Barbara Robertson, actor

“I play a waitress, a schoolteacher, a fund-raiser, a woman in a cubicle, and like all the actors in this show, I’m part of other scenes, too. I actually worked as a waitress in Berwyn, just after graduating college, and I got fired. My boss said: ‘I don’t think this is a good job for you.’ And I had an office job at the Teamsters union. But mostly, I’ve been an actress and a teacher. I now teach acting at Columbia College, and I connect with my character’s desire for people to learn and also with the frustrations you can sometimes face in the classroom.

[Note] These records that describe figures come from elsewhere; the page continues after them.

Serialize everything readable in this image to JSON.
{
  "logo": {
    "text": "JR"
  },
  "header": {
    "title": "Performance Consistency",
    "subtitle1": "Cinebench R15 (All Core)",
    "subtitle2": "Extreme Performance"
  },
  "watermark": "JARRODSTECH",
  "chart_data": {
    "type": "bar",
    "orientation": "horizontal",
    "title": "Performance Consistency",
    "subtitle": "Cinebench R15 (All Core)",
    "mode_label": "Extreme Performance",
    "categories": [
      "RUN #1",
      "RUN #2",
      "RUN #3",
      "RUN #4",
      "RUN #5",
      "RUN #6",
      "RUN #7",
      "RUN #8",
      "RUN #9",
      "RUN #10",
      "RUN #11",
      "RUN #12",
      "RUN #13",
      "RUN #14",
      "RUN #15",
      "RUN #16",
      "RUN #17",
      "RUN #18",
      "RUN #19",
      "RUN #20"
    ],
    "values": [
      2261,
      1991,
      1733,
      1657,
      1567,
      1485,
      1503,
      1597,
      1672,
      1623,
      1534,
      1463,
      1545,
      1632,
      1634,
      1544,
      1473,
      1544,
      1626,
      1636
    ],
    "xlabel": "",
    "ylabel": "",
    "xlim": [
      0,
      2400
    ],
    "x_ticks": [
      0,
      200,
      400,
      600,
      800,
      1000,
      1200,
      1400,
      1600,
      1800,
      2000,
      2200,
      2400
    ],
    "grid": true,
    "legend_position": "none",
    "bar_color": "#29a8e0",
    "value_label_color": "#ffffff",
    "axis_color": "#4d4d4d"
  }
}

“I do think of acting as a job, as a career and as an amazing form of artistic expression. It is how I make my living. And when I’m not doing it, there is something missing in my life. But this show gives value to people whose value we sometimes forget, and that has nothing to do with the amount you are paid. As an actress, I’ve taken 98-percent pay cuts to do certain shows. But if I feel what I’m doing is important and respected, it’s worth it.”

E. Faye Butler, actor

“In the show, I play a suburban housewife, a project manager in an office, a prostitute and a cleaning woman, and I haven’t done any of those jobs in real life. But my grandmother, who taught herself to read, worked as a domestic and was proud that she made it possible for my mother and me never to have to do that kind of work. I saw how exhausted she was when she came home. I also saw the positives, because she worked in affluent homes and would bring things home to us, like pate, that we’d never have been exposed to otherwise.

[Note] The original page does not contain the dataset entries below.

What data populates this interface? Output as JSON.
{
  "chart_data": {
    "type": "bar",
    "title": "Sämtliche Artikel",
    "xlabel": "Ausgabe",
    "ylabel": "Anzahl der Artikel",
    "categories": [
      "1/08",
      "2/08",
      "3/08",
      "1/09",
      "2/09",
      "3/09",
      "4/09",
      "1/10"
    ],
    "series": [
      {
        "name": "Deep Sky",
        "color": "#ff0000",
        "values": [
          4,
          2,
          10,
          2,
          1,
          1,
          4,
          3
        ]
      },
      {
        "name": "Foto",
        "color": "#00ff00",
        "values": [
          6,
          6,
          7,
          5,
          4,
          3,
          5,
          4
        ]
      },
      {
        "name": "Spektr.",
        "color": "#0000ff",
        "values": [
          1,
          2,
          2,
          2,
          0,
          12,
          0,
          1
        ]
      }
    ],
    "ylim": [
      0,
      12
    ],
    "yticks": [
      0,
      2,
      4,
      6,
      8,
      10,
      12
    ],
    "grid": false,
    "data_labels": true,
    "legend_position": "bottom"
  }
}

“Aside from being an actress, I’ve worked as an aesthetician and makeup artist, which means you deal with women’s skin problems — as well as their husband problems. I met many great people that way, including Oprah. And yes, I do see acting as a job, too, with the work of it less what you do onstage than offstage. It is so crucial to do your research and also to keep up your health and your appearance in this business. No matter what character you might be playing, people who come to the theater want to see someone special up there.”

Gene Weygandt, actor

“I play an ironworker, a hedge fund manager, a publicist and a retired Chicago factory worker in the show. My dad worked in a glass factory, but I guess the closest I ever came to any of those jobs was working on a surveying crew as a young man, when I had to drive stakes into the ground with a sledgehammer in some pretty rough weather. I also worked as a high school teacher.

“I think it’s the song about fathers and sons in the show that really gets to me most. It’s just stunningly beautiful, and a sheer joy to perform, though very tough emotionally. I have a 12-year-old son who is my hero, and so much of this show is about parents and children. I also wish my dad, who passed away 16 years ago, could have seen this production. He would have loved it. Studs just got to the truth of the human heart and what really counts in life.”